Worin besteht eigentlich der Unterschied zwischen einer Impfpflicht und einem Impfzwang?

Bei einer Pflicht wird von den Bürgern ein gewisses Verhalten verlangt, das im Gesetz festgeschrieben ist. Also das Gesetz fordert von den Bürgern eine Impfung. Hier unterscheidet sich die Rechtspflicht etwa von moralischen Pflichten. Die rechtliche Pflicht kann mit staatlicher Macht durchgesetzt werden. Selbstverständlich kann die Impfpflicht mit Zwang durchgesetzt werden.

Aber wie sieht es mit 2G aus? Für manche fühlt sich das schon sehr nach Zwang an.

Aus meiner Sicht ist das eine indirekte Impfpflicht. Die Umgebung wird durch 2G so gestaltet und Druck ausgeübt, dass ich mich impfen lasse. Kein Mensch kann sich bisher einen Impfzwang in letzter Konsequenz vorstellen. Das würde nämlich bedeuten, dass Sie von der Polizei abgeholt und zur nächsten Impfstation gebracht werden. Wenn aber jemand behauptet, mit der Impfpflicht sei kein Impfzwang verbunden, dann ist das Augenwischerei. Rechtlich können gesetzliche Pflichten (fast) immer mit Zwang umgesetzt werden.

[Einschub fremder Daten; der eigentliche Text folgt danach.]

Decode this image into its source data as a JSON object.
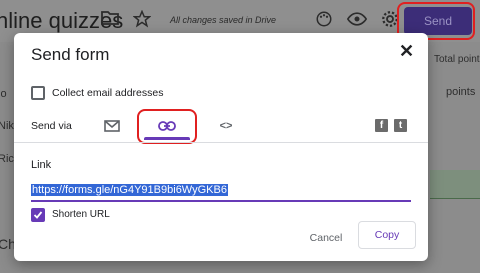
{
  "app": {
    "title": "nline quizzes",
    "saved_status": "All changes saved in Drive",
    "send_label": "Send",
    "total_points": "Total points",
    "points": "points",
    "left_fragments": [
      "lo",
      "Nik",
      "Rich",
      "Ch"
    ]
  },
  "dialog": {
    "title": "Send form",
    "close_glyph": "✕",
    "collect_email_label": "Collect email addresses",
    "send_via_label": "Send via",
    "tabs": [
      "email",
      "link",
      "embed"
    ],
    "active_tab": "link",
    "embed_glyph": "<>",
    "social": [
      "f",
      "t"
    ],
    "link_label": "Link",
    "url": "https://forms.gle/nG4Y91B9bi6WyGKB6",
    "shorten_url_label": "Shorten URL",
    "shorten_url_checked": true,
    "cancel_label": "Cancel",
    "copy_label": "Copy"
  },
  "colors": {
    "accent": "#673ab7",
    "highlight_ring": "#e02020"
  }
}
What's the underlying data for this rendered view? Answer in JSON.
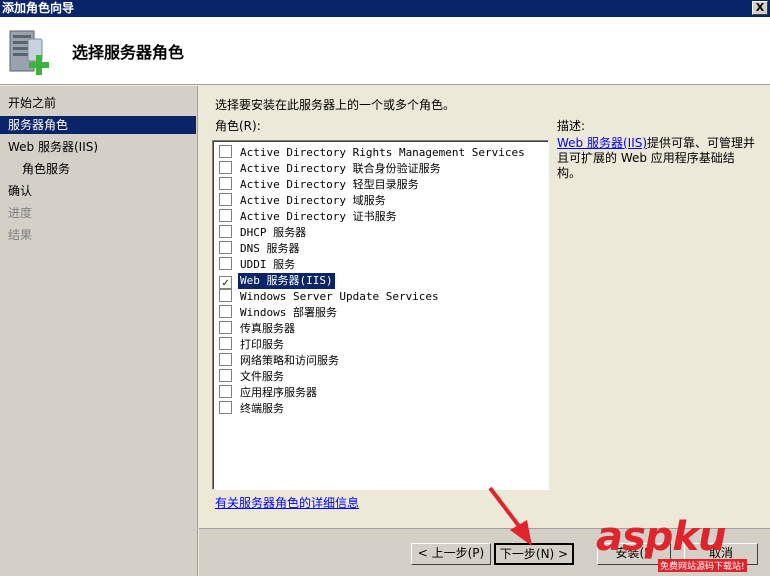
{
  "window": {
    "title": "添加角色向导",
    "close_glyph": "X"
  },
  "header": {
    "title": "选择服务器角色",
    "icon": "server-add-icon"
  },
  "nav": {
    "items": [
      {
        "label": "开始之前"
      },
      {
        "label": "服务器角色"
      },
      {
        "label": "Web 服务器(IIS)"
      },
      {
        "label": "角色服务"
      },
      {
        "label": "确认"
      },
      {
        "label": "进度"
      },
      {
        "label": "结果"
      }
    ]
  },
  "main": {
    "instruction": "选择要安装在此服务器上的一个或多个角色。",
    "roles_label": "角色(R):",
    "description_label": "描述:",
    "roles": [
      {
        "label": "Active Directory Rights Management Services",
        "checked": false
      },
      {
        "label": "Active Directory 联合身份验证服务",
        "checked": false
      },
      {
        "label": "Active Directory 轻型目录服务",
        "checked": false
      },
      {
        "label": "Active Directory 域服务",
        "checked": false
      },
      {
        "label": "Active Directory 证书服务",
        "checked": false
      },
      {
        "label": "DHCP 服务器",
        "checked": false
      },
      {
        "label": "DNS 服务器",
        "checked": false
      },
      {
        "label": "UDDI 服务",
        "checked": false
      },
      {
        "label": "Web 服务器(IIS)",
        "checked": true
      },
      {
        "label": "Windows Server Update Services",
        "checked": false
      },
      {
        "label": "Windows 部署服务",
        "checked": false
      },
      {
        "label": "传真服务器",
        "checked": false
      },
      {
        "label": "打印服务",
        "checked": false
      },
      {
        "label": "网络策略和访问服务",
        "checked": false
      },
      {
        "label": "文件服务",
        "checked": false
      },
      {
        "label": "应用程序服务器",
        "checked": false
      },
      {
        "label": "终端服务",
        "checked": false
      }
    ],
    "description_link": "Web 服务器(IIS)",
    "description_text": "提供可靠、可管理并且可扩展的 Web 应用程序基础结构。",
    "more_info_link": "有关服务器角色的详细信息"
  },
  "footer": {
    "prev_label": "< 上一步(P)",
    "next_label": "下一步(N) >",
    "install_label": "安装(I)",
    "cancel_label": "取消"
  },
  "watermark": {
    "brand": "aspku",
    "tagline": "免费网站源码下载站!"
  },
  "colors": {
    "titlebar": "#0a246a",
    "selection": "#0a246a",
    "arrow": "#e0242c",
    "link": "#0000ff"
  }
}
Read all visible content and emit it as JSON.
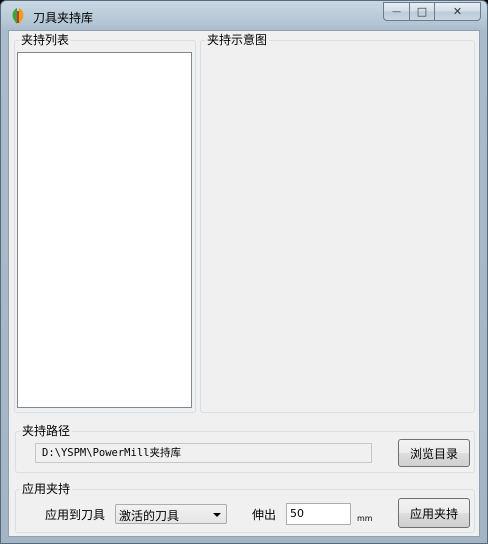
{
  "window": {
    "title": "刀具夹持库",
    "minimize_glyph": "—",
    "maximize_glyph": "□",
    "close_glyph": "✕"
  },
  "list_group": {
    "title": "夹持列表",
    "items": []
  },
  "preview_group": {
    "title": "夹持示意图"
  },
  "path_group": {
    "title": "夹持路径",
    "path_value": "D:\\YSPM\\PowerMill夹持库",
    "browse_button": "浏览目录"
  },
  "apply_group": {
    "title": "应用夹持",
    "apply_to_label": "应用到刀具",
    "apply_to_selected": "激活的刀具",
    "extend_label": "伸出",
    "extend_value": "50",
    "unit": "mm",
    "apply_button": "应用夹持"
  },
  "colors": {
    "titlebar_top": "#c9d8e4",
    "client_bg": "#f0f0f0",
    "icon_green": "#3aa43a",
    "icon_orange": "#f39c1c"
  }
}
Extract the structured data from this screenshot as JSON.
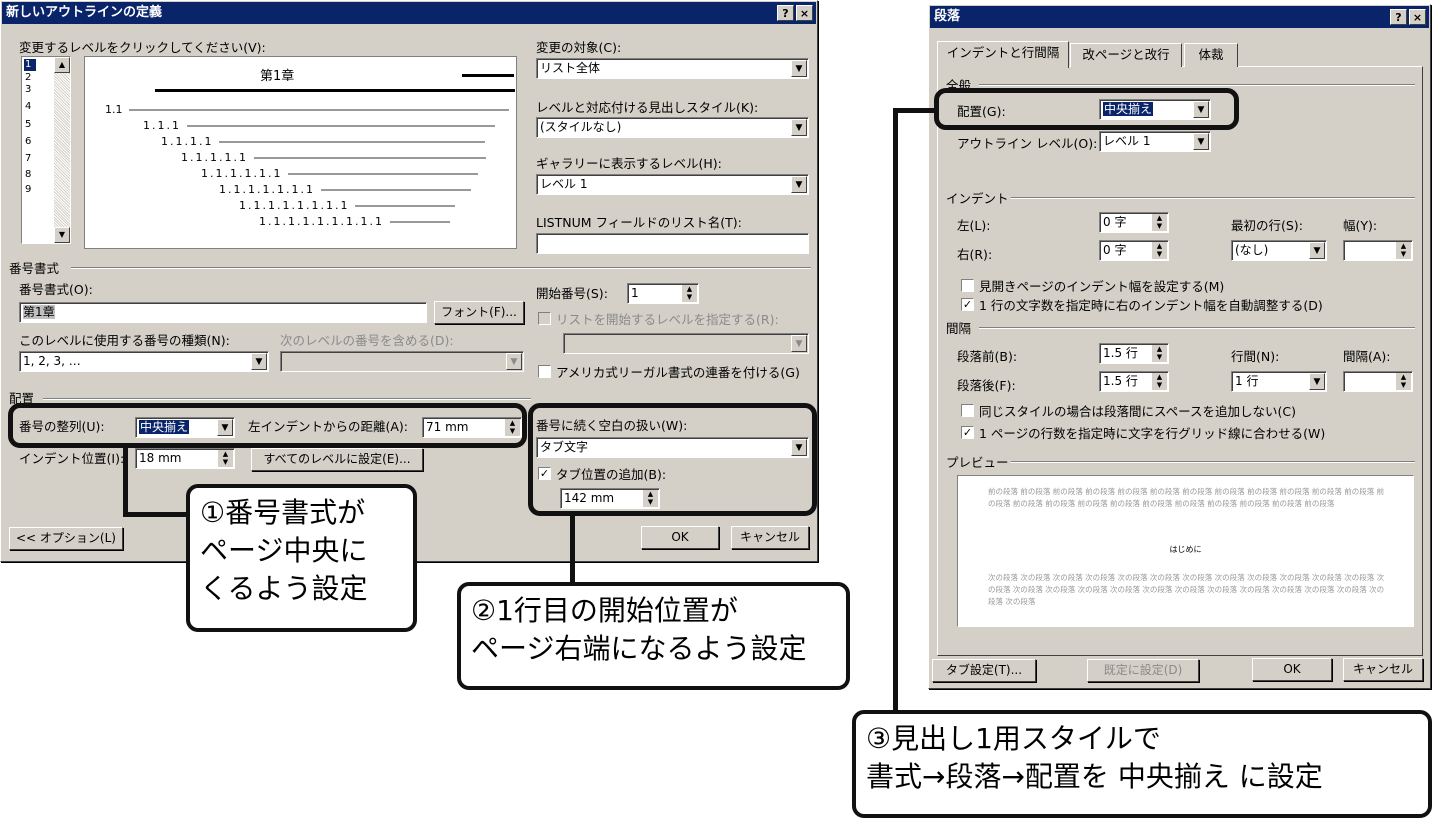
{
  "outline_dialog": {
    "title": "新しいアウトラインの定義",
    "help_button": "?",
    "close_button": "×",
    "level_label": "変更するレベルをクリックしてください(V):",
    "levels": [
      "1",
      "2",
      "3",
      "4",
      "5",
      "6",
      "7",
      "8",
      "9"
    ],
    "preview_heading": "第1章",
    "preview_lines": [
      "1.1",
      "1.1.1",
      "1.1.1.1",
      "1.1.1.1.1",
      "1.1.1.1.1.1",
      "1.1.1.1.1.1.1",
      "1.1.1.1.1.1.1.1",
      "1.1.1.1.1.1.1.1.1"
    ],
    "apply_to_label": "変更の対象(C):",
    "apply_to_value": "リスト全体",
    "link_style_label": "レベルと対応付ける見出しスタイル(K):",
    "link_style_value": "(スタイルなし)",
    "gallery_level_label": "ギャラリーに表示するレベル(H):",
    "gallery_level_value": "レベル 1",
    "listnum_label": "LISTNUM フィールドのリスト名(T):",
    "listnum_value": "",
    "number_format_group": "番号書式",
    "number_format_label": "番号書式(O):",
    "number_format_value": "第1章",
    "font_button": "フォント(F)...",
    "start_at_label": "開始番号(S):",
    "start_at_value": "1",
    "restart_label": "リストを開始するレベルを指定する(R):",
    "number_style_label": "このレベルに使用する番号の種類(N):",
    "number_style_value": "1, 2, 3, …",
    "include_level_label": "次のレベルの番号を含める(D):",
    "legal_label": "アメリカ式リーガル書式の連番を付ける(G)",
    "position_group": "配置",
    "alignment_label": "番号の整列(U):",
    "alignment_value": "中央揃え",
    "aligned_at_label": "左インデントからの距離(A):",
    "aligned_at_value": "71 mm",
    "indent_label": "インデント位置(I):",
    "indent_value": "18 mm",
    "set_all_button": "すべてのレベルに設定(E)...",
    "follow_label": "番号に続く空白の扱い(W):",
    "follow_value": "タブ文字",
    "tab_add_label": "タブ位置の追加(B):",
    "tab_add_value": "142 mm",
    "options_button": "<< オプション(L)",
    "ok_button": "OK",
    "cancel_button": "キャンセル"
  },
  "para_dialog": {
    "title": "段落",
    "help_button": "?",
    "close_button": "×",
    "tabs": [
      "インデントと行間隔",
      "改ページと改行",
      "体裁"
    ],
    "general_group": "全般",
    "alignment_label": "配置(G):",
    "alignment_value": "中央揃え",
    "outline_label": "アウトライン レベル(O):",
    "outline_value": "レベル 1",
    "indent_group": "インデント",
    "left_label": "左(L):",
    "left_value": "0 字",
    "right_label": "右(R):",
    "right_value": "0 字",
    "special_label": "最初の行(S):",
    "special_value": "(なし)",
    "by_label": "幅(Y):",
    "by_value": "",
    "mirror_label": "見開きページのインデント幅を設定する(M)",
    "auto_adjust_label": "1 行の文字数を指定時に右のインデント幅を自動調整する(D)",
    "spacing_group": "間隔",
    "before_label": "段落前(B):",
    "before_value": "1.5 行",
    "after_label": "段落後(F):",
    "after_value": "1.5 行",
    "line_spacing_label": "行間(N):",
    "line_spacing_value": "1 行",
    "at_label": "間隔(A):",
    "at_value": "",
    "no_space_label": "同じスタイルの場合は段落間にスペースを追加しない(C)",
    "snap_grid_label": "1 ページの行数を指定時に文字を行グリッド線に合わせる(W)",
    "preview_group": "プレビュー",
    "preview_prev_text": "前の段落 前の段落 前の段落 前の段落 前の段落 前の段落 前の段落 前の段落 前の段落 前の段落 前の段落 前の段落 前の段落 前の段落 前の段落 前の段落 前の段落 前の段落 前の段落 前の段落 前の段落 前の段落 前の段落",
    "preview_main_text": "はじめに",
    "preview_next_text": "次の段落 次の段落 次の段落 次の段落 次の段落 次の段落 次の段落 次の段落 次の段落 次の段落 次の段落 次の段落 次の段落 次の段落 次の段落 次の段落 次の段落 次の段落 次の段落 次の段落 次の段落 次の段落 次の段落 次の段落 次の段落 次の段落",
    "tabs_button": "タブ設定(T)...",
    "default_button": "既定に設定(D)",
    "ok_button": "OK",
    "cancel_button": "キャンセル"
  },
  "callouts": {
    "c1_line1": "①番号書式が",
    "c1_line2": "ページ中央に",
    "c1_line3": "くるよう設定",
    "c2_line1": "②1行目の開始位置が",
    "c2_line2": "ページ右端になるよう設定",
    "c3_line1": "③見出し1用スタイルで",
    "c3_line2": "書式→段落→配置を 中央揃え に設定"
  }
}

Wie sieht es mit Bußgeldern aus?

Mit ihnen fängt die Durchsetzung an. Zwang folgt dem Steigerungsprinzip. Wir fangen mit einem milden Mittel an und werden dann immer strenger. Das Bußgeld ist der erste Schritt, wenn das nichts nützt, folgen schwerer wiegende Maßnahmen.

In der Debatte um die Impfpflicht geht es auch um die Frage, wie die kontrolliert werden soll. Aber ein Impfregister scheitert bisher am Datenschutz. Gibt es andere Lösungen?

Unter datenschutzrechtlichen Gesichtspunkten wäre ein Impfregister in der Tat problematisch. Dann hätte die Verwaltung einen genauen Überblick darüber, wer wie geimpft ist. Das wäre ein massiver Eingriff in das Grundrecht auf informelle Selbstbestimmung. Wir stecken hier in einem Dilemma: Einerseits wäre das Impfregister ein so harter Eingriff in Datenschutzgrundrechte, dass es gar nicht umsetzbar wäre. Andererseits ist die Impfpflicht ohne das Register kaum zu kontrollieren. Man müsste dann auf Einzelfallkontrollen zurückgreifen. Ähnlich wie im Straßenverkehr, wo die Polizei stichprobenartig die Autopapiere kontrolliert.